For anyone who reads this and asks, “okay, but what should I be doing?”. I have only one thing to say: there are plenty of great security programs out there, and you should use them, but password management is the most critical thing inside of your control. Is it a hassle to have different passwords, especially randomly generated ones? Yes. But separating and fortifying your passwords can be the difference between losing one account and losing your entire life/identity. It is worth investing some time and thought into.
- Crypto Attacks. These are real and they happen every day. You download something you shouldn’t have, someone gets in your system, locks it, and says “send us $300 in Bitcoins or kiss your computer goodbye.” It’s super easy for the bad guys to execute these attacks, and it’s usually easier to just pay up than it is to go replace everything. Be careful about what you download! And back up your system regularly just in case.
- Phishing. Hard to believe this is in a 2016 prediction blog, isn’t it? Seems like we all should know better by now. But with time comes expertise, and the bad guys have gotten very, very, very good at phishing. Depending on what study you read, even security professionals can have a hard time separating phishing emails from legitimate ones when tested. How to avoid these? Vigilance. Bank or Amerlca isn’t spelled with a lowercase “L”, no matter how legit the rest of the email may look. Trust nothing and no one. Hey, the internet can be a harsh place.
Spot the theme? The traditional problems remain the most critical problems. The new concerns — IoT, wearables, mobile security — I think are in for another year of making comparatively little noise. Attacks on new devices require a lot of effort on the part of criminals, and they don’t scale up. Bad guys follow the money, and outside of app spoofing, there doesn’t seem to be much money in new-age attacks just yet.

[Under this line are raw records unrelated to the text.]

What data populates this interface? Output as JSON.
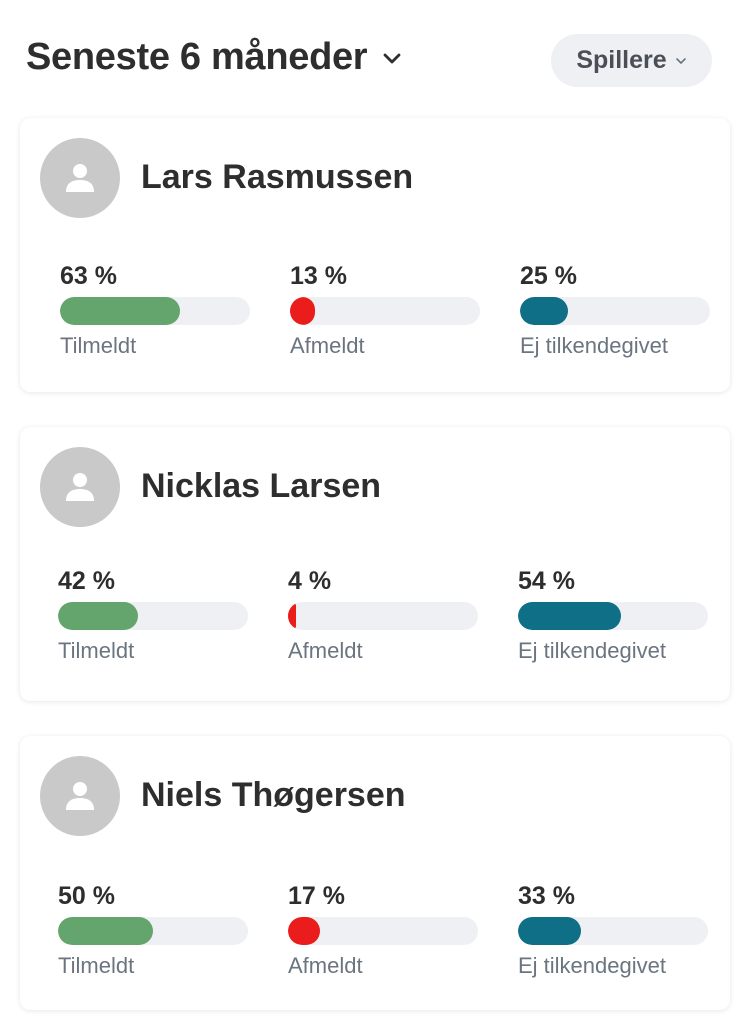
{
  "header": {
    "period_label": "Seneste 6 måneder",
    "filter_label": "Spillere"
  },
  "colors": {
    "registered": "#63a56c",
    "declined": "#ea1c1c",
    "unanswered": "#0f6f87",
    "track": "#eef0f3",
    "avatar_bg": "#c9c9c9"
  },
  "icons": {
    "period_chevron": "chevron-down-icon",
    "filter_chevron": "chevron-down-icon",
    "avatar": "user-icon"
  },
  "players": [
    {
      "name": "Lars Rasmussen",
      "stats": [
        {
          "label": "Tilmeldt",
          "value_text": "63 %",
          "fraction": 0.63,
          "kind": "registered"
        },
        {
          "label": "Afmeldt",
          "value_text": "13 %",
          "fraction": 0.13,
          "kind": "declined"
        },
        {
          "label": "Ej tilkendegivet",
          "value_text": "25 %",
          "fraction": 0.25,
          "kind": "unanswered"
        }
      ]
    },
    {
      "name": "Nicklas Larsen",
      "stats": [
        {
          "label": "Tilmeldt",
          "value_text": "42 %",
          "fraction": 0.42,
          "kind": "registered"
        },
        {
          "label": "Afmeldt",
          "value_text": "4 %",
          "fraction": 0.04,
          "kind": "declined"
        },
        {
          "label": "Ej tilkendegivet",
          "value_text": "54 %",
          "fraction": 0.54,
          "kind": "unanswered"
        }
      ]
    },
    {
      "name": "Niels Thøgersen",
      "stats": [
        {
          "label": "Tilmeldt",
          "value_text": "50 %",
          "fraction": 0.5,
          "kind": "registered"
        },
        {
          "label": "Afmeldt",
          "value_text": "17 %",
          "fraction": 0.17,
          "kind": "declined"
        },
        {
          "label": "Ej tilkendegivet",
          "value_text": "33 %",
          "fraction": 0.33,
          "kind": "unanswered"
        }
      ]
    }
  ]
}
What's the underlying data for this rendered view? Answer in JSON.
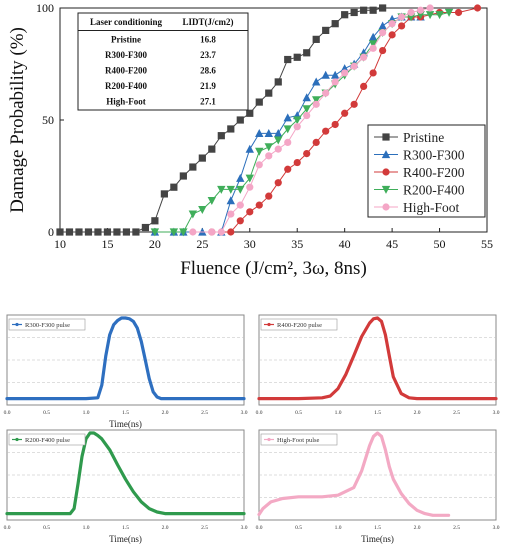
{
  "chart_data": [
    {
      "type": "line",
      "xlabel": "Fluence (J/cm², 3ω, 8ns)",
      "ylabel": "Damage Probability (%)",
      "xlim": [
        10,
        55
      ],
      "ylim": [
        0,
        100
      ],
      "xticks": [
        10,
        15,
        20,
        25,
        30,
        35,
        40,
        45,
        50,
        55
      ],
      "yticks": [
        0,
        50,
        100
      ],
      "legend_position": "bottom-right",
      "table": {
        "headers": [
          "Laser conditioning",
          "LIDT(J/cm2)"
        ],
        "rows": [
          [
            "Pristine",
            "16.8"
          ],
          [
            "R300-F300",
            "23.7"
          ],
          [
            "R400-F200",
            "28.6"
          ],
          [
            "R200-F400",
            "21.9"
          ],
          [
            "High-Foot",
            "27.1"
          ]
        ]
      },
      "series": [
        {
          "name": "Pristine",
          "color": "#444444",
          "marker": "square",
          "x": [
            10,
            11,
            12,
            13,
            14,
            15,
            16,
            17,
            18,
            19,
            20,
            21,
            22,
            23,
            24,
            25,
            26,
            27,
            28,
            29,
            30,
            31,
            32,
            33,
            34,
            35,
            36,
            37,
            38,
            39,
            40,
            41,
            42,
            43,
            44
          ],
          "y": [
            0,
            0,
            0,
            0,
            0,
            0,
            0,
            0,
            0,
            2,
            5,
            17,
            20,
            25,
            29,
            33,
            37,
            43,
            46,
            50,
            53,
            58,
            62,
            67,
            77,
            78,
            80,
            86,
            90,
            93,
            97,
            98,
            99,
            99,
            100
          ]
        },
        {
          "name": "R300-F300",
          "color": "#2c6fbb",
          "marker": "triangle-up",
          "x": [
            20,
            22,
            23,
            25,
            27,
            28,
            29,
            30,
            31,
            32,
            33,
            34,
            35,
            36,
            37,
            38,
            39,
            40,
            41,
            42,
            43,
            44,
            45,
            46,
            47,
            48
          ],
          "y": [
            0,
            0,
            0,
            0,
            0,
            14,
            24,
            37,
            44,
            44,
            44,
            51,
            52,
            60,
            67,
            70,
            70,
            73,
            75,
            80,
            87,
            92,
            95,
            96,
            96,
            96
          ]
        },
        {
          "name": "R400-F200",
          "color": "#d23a3a",
          "marker": "circle",
          "x": [
            26,
            28,
            29,
            30,
            31,
            32,
            33,
            34,
            35,
            36,
            37,
            38,
            39,
            40,
            41,
            42,
            43,
            44,
            45,
            46,
            47,
            48,
            50,
            52,
            54
          ],
          "y": [
            0,
            0,
            5,
            9,
            12,
            16,
            22,
            28,
            31,
            35,
            40,
            45,
            48,
            53,
            57,
            65,
            71,
            81,
            88,
            92,
            96,
            96,
            98,
            98,
            100
          ]
        },
        {
          "name": "R200-F400",
          "color": "#3fae5a",
          "marker": "triangle-down",
          "x": [
            20,
            22,
            23,
            24,
            25,
            26,
            27,
            28,
            29,
            30,
            31,
            32,
            33,
            34,
            35,
            36,
            37,
            38,
            39,
            40,
            41,
            42,
            43,
            44,
            45,
            46,
            47,
            48,
            49,
            50,
            51
          ],
          "y": [
            0,
            0,
            0,
            8,
            10,
            14,
            19,
            19,
            19,
            24,
            36,
            38,
            41,
            46,
            50,
            55,
            59,
            62,
            66,
            70,
            74,
            78,
            84,
            89,
            93,
            96,
            96,
            97,
            97,
            97,
            98
          ]
        },
        {
          "name": "High-Foot",
          "color": "#f4a6c6",
          "marker": "circle",
          "x": [
            24,
            26,
            27,
            28,
            29,
            30,
            31,
            32,
            33,
            34,
            35,
            36,
            37,
            38,
            39,
            40,
            41,
            42,
            43,
            44,
            45,
            46,
            47,
            48,
            49
          ],
          "y": [
            0,
            0,
            0,
            8,
            12,
            20,
            30,
            34,
            37,
            40,
            47,
            52,
            57,
            62,
            67,
            71,
            74,
            78,
            82,
            89,
            93,
            96,
            98,
            99,
            100
          ]
        }
      ]
    },
    {
      "type": "line",
      "legend": "R300-F300 pulse",
      "color": "#2e6fc0",
      "xlabel": "Time(ns)",
      "xlim": [
        0,
        3
      ],
      "xticks": [
        "0.0",
        "0.5",
        "1.0",
        "1.5",
        "2.0",
        "2.5",
        "3.0"
      ],
      "ylim": [
        0,
        1
      ],
      "x": [
        0.0,
        0.5,
        1.0,
        1.15,
        1.2,
        1.25,
        1.3,
        1.35,
        1.4,
        1.45,
        1.5,
        1.55,
        1.6,
        1.65,
        1.7,
        1.75,
        1.8,
        1.85,
        1.9,
        1.95,
        2.0,
        2.5,
        3.0
      ],
      "y": [
        0.04,
        0.04,
        0.04,
        0.05,
        0.2,
        0.55,
        0.8,
        0.92,
        0.97,
        1.0,
        1.0,
        0.99,
        0.96,
        0.88,
        0.72,
        0.5,
        0.28,
        0.12,
        0.06,
        0.04,
        0.04,
        0.04,
        0.04
      ]
    },
    {
      "type": "line",
      "legend": "R400-F200 pulse",
      "color": "#d23a3a",
      "xlabel": "",
      "xlim": [
        0,
        3
      ],
      "xticks": [
        "0.0",
        "0.5",
        "1.0",
        "1.5",
        "2.0",
        "2.5",
        "3.0"
      ],
      "ylim": [
        0,
        1
      ],
      "x": [
        0.0,
        0.5,
        0.8,
        0.9,
        1.0,
        1.1,
        1.2,
        1.3,
        1.4,
        1.45,
        1.5,
        1.55,
        1.6,
        1.65,
        1.7,
        1.8,
        1.9,
        2.0,
        2.5,
        3.0
      ],
      "y": [
        0.04,
        0.04,
        0.05,
        0.07,
        0.16,
        0.33,
        0.55,
        0.78,
        0.94,
        0.99,
        1.0,
        0.96,
        0.8,
        0.55,
        0.3,
        0.1,
        0.05,
        0.04,
        0.04,
        0.04
      ]
    },
    {
      "type": "line",
      "legend": "R200-F400 pulse",
      "color": "#2f9a4d",
      "xlabel": "Time(ns)",
      "xlim": [
        0,
        3
      ],
      "xticks": [
        "0.0",
        "0.5",
        "1.0",
        "1.5",
        "2.0",
        "2.5",
        "3.0"
      ],
      "ylim": [
        0,
        1
      ],
      "x": [
        0.0,
        0.5,
        0.8,
        0.85,
        0.9,
        0.95,
        1.0,
        1.05,
        1.1,
        1.15,
        1.2,
        1.3,
        1.4,
        1.5,
        1.6,
        1.7,
        1.8,
        1.9,
        2.0,
        2.5,
        3.0
      ],
      "y": [
        0.04,
        0.04,
        0.04,
        0.1,
        0.4,
        0.72,
        0.93,
        1.0,
        1.0,
        0.97,
        0.93,
        0.8,
        0.62,
        0.45,
        0.3,
        0.18,
        0.1,
        0.06,
        0.04,
        0.04,
        0.04
      ]
    },
    {
      "type": "line",
      "legend": "High-Foot pulse",
      "color": "#f3a9c4",
      "xlabel": "Time(ns)",
      "xlim": [
        0,
        3
      ],
      "xticks": [
        "0.0",
        "0.5",
        "1.0",
        "1.5",
        "2.0",
        "2.5",
        "3.0"
      ],
      "ylim": [
        0,
        1
      ],
      "x": [
        0.0,
        0.05,
        0.15,
        0.3,
        0.5,
        0.8,
        1.0,
        1.2,
        1.3,
        1.4,
        1.45,
        1.5,
        1.55,
        1.6,
        1.65,
        1.7,
        1.8,
        1.9,
        2.0,
        2.1,
        2.2,
        2.3,
        2.4
      ],
      "y": [
        0.03,
        0.1,
        0.18,
        0.22,
        0.24,
        0.24,
        0.26,
        0.35,
        0.55,
        0.85,
        0.96,
        1.0,
        0.96,
        0.8,
        0.6,
        0.45,
        0.28,
        0.16,
        0.08,
        0.04,
        0.02,
        0.02,
        0.02
      ]
    }
  ]
}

The older problems? It is a good bet that they will be even worse this year for consumers. The change in credit card systems will drive more fraud online. Bad guys are scary good with phishing and only getting better. Crypto attacks can be carried about by any script kiddie with a few bucks in his pocket.
I hope I’m wrong. If 2016 is remembered as the Year of Smartwatch Hacks, then we’ll have had a pretty darn good year.